Par une décision rendue le 21 juin 2022, le délégataire du bâtonnier de l'ordre des avocats de Paris a rejeté la demande de Mme [W] [G] [R] [X] et accueillant la demande reconventionnelle de la SCP Chouraqui-[P], a fixé le montant des honoraires dus par Mme [W] [G] [R] [X] à son avocat à la somme de 1.480 euros hors taxes, dont elle restait devoir 450 euros après déduction des 1.236 euros déjà versés, outre la somme de 793 euros au titre des débours.
Par lettre recommandée avec demande d'avis de réception postée le 16 juillet 2022, Mme [W] [G] [R] [X] a formé un recours auprès du Premier président de cette cour à l'encontre de ladite décision du délégataire du bâtonnier.
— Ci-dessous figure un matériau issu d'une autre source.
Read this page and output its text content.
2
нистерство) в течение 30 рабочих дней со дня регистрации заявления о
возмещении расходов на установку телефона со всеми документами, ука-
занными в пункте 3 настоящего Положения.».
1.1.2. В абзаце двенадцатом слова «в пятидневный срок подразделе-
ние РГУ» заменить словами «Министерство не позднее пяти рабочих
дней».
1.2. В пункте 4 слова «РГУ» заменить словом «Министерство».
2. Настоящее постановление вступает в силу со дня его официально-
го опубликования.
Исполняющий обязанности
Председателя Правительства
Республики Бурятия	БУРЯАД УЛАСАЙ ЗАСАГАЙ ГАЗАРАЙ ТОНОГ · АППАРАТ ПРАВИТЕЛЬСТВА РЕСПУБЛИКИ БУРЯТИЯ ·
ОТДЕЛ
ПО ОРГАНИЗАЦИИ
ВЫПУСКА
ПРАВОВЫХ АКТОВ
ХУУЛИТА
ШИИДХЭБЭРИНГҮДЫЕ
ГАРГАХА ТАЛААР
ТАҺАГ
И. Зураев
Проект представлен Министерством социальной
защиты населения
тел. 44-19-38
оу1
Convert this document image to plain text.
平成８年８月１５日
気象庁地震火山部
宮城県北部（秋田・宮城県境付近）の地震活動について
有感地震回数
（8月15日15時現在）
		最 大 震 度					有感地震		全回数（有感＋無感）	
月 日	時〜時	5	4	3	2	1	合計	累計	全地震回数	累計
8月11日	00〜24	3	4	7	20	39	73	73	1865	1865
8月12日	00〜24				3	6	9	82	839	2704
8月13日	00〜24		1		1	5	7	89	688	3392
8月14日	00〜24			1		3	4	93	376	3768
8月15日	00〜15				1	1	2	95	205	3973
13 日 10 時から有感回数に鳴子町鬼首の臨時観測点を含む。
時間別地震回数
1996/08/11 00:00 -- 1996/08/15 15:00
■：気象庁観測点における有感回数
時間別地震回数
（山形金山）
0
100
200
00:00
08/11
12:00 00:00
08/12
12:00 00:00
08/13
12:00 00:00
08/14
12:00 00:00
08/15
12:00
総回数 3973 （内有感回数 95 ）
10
Suivant lettres recommandées adressées le 19 septembre 2023 par le greffe, dont elles ont respectivement accusé réception les 21 et 22 septembre suivant, les parties ont été convoquées à comparaître à l'audience du 16 novembre 2023.
A cette audience, Mme [W] [G] [R] [X] avait mandaté un tiers pour la représenter, à savoir M. [O] [I] qui a comparu et à qui il a été indiqué qu'il ne pouvait pas représenter l'appelante, ensuite de quoi, l'affaire a été renvoyée à l'audience du 1er décembre 2023.
Suivant lettres recommandées adressées le 16 novembre 2023 par le greffe, les parties ont été de nouveau convoquées à comparaître à l'audience du 1er décembre 2023.
Lors de ladite audience, comparante en personne, Mme [W] [G] [R] [X] a expliqué qu'il avait été insatisfaite par les prestations de son conseil et entendait voir diminuer le montant des honoraires de ce dernier. En particulier, elle reprochait à la SCP Chouraqui-[P] de ne pas avoir fait le travail dont elle l'avait chargée, soit d'effectuer une recours devant le premier président pour qu'elle puisse continuer à travailler, alors que cet avocat avait formé un appel de fond et missionné une autre avocate, ce dont elle n'avait pas été préalablement informée. Elle considérait que son avocat était l'auteur d'un abus de pourvoir.
Entendu lors de la même audience, le conseil représentant la SCP Chouraqui-[P] a sollicité la confirmation de la décision entreprise et le rejet les demandes adverses. Elle a rappelé que sa cliente lui ayant demandé d'obtenir la suspension de l'exécution provisoire de la décision de liquidation judiciaire prononcée en première instance, il avait été nécessaire préalablement de saisir au fond la cour d'appel d'Amiens et à cette fin de recourir à un postulant. Elle a expliqué que sa cliente avait été placée en liquidation judiciaire, en raison de dettes fiscales très importantes, alors qu'elle exerçait une activité de vente d'alcool mais n'avait pas de licence IV, ce qui obérait ses chances de succès d'obtenir satisfaction, d'où l'absence de saisine du premier président.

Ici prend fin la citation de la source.